La loi de finances tablait au total sur 9 milliards de dirhams de recettes liées à la gestion des participations de l’État. Six milliards devaient provenir des privatisations et trois milliards de cessions d’actifs ou de réorganisations entre organismes publics.
Sur Bladi.net : Maroc : les touristes prennent 3,4 milliards d’avance sur les MRE
Mais le rapport d’activité 2025 de la Direction des entreprises publiques et de la privatisation ne recense aucune privatisation menée au cours de l’exercice.
La liste des entreprises et actifs privatisables comprend notamment Maroc Telecom, Marsa Maroc, l’hôtel La Mamounia, Énergie électrique de Tahaddart, Biopharma et la Société nationale de commercialisation de semences, Sonacos.
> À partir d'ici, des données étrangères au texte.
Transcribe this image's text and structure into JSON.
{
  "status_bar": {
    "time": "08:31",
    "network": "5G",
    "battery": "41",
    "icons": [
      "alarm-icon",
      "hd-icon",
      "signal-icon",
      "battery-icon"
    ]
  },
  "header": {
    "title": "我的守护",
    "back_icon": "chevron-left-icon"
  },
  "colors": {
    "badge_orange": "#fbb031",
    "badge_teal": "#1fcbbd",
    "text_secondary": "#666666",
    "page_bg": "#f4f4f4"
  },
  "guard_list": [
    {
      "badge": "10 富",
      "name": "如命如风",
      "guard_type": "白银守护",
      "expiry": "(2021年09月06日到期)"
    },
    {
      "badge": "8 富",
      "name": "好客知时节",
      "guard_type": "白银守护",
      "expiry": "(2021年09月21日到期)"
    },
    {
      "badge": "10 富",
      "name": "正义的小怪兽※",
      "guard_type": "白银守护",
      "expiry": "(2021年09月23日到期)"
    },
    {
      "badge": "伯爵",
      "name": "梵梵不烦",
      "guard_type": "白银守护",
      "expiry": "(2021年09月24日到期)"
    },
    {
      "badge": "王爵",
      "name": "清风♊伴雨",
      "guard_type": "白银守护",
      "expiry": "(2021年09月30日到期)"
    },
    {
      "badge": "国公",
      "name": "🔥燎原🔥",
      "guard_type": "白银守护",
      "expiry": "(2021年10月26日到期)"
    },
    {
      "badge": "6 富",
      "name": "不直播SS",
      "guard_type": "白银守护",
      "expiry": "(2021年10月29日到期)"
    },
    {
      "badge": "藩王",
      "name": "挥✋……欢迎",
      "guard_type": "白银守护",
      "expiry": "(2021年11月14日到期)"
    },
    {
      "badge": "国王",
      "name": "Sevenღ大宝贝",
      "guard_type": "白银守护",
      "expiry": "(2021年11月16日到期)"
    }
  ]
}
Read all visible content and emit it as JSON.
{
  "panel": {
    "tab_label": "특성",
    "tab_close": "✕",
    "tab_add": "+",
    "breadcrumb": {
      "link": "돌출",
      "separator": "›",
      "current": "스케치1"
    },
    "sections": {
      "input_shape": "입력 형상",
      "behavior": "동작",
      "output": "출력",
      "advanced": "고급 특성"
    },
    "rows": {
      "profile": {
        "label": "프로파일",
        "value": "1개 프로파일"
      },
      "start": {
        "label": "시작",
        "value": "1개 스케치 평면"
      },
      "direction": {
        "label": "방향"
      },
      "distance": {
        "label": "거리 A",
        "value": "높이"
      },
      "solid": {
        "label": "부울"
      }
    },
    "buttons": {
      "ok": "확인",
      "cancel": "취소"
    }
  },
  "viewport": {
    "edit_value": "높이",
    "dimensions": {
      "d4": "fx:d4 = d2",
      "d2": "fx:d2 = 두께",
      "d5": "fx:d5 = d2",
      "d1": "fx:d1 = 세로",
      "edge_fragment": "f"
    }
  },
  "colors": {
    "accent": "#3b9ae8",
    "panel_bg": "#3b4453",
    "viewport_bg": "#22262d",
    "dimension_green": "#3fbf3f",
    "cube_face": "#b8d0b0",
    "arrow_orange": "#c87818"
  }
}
Leur inscription sur cette liste ne signifie pas que leur cession était programmée en 2025. Elle autorise cependant l’État à engager une privatisation lorsque la décision est prise.
Six milliards prévus, zéro privatisation
Le rapport souligne que la révision du cadre juridique régissant les privatisations et les opérations sur le portefeuille public était toujours en préparation à la fin de 2025.
Cette réforme doit moderniser les procédures de cession des participations de l’État et les mettre en cohérence avec le chantier de restructuration des établissements et entreprises publics.
Sur Bladi.net : L’État marocain a englouti près de 100 milliards en salaires en six mois
Le bilan révèle donc un écart total entre les 6 milliards de dirhams attendus des privatisations et leur exécution : aucune opération n’a abouti en 2025. Le nouveau cadre juridique devra désormais permettre de relancer un programme resté à l’arrêt.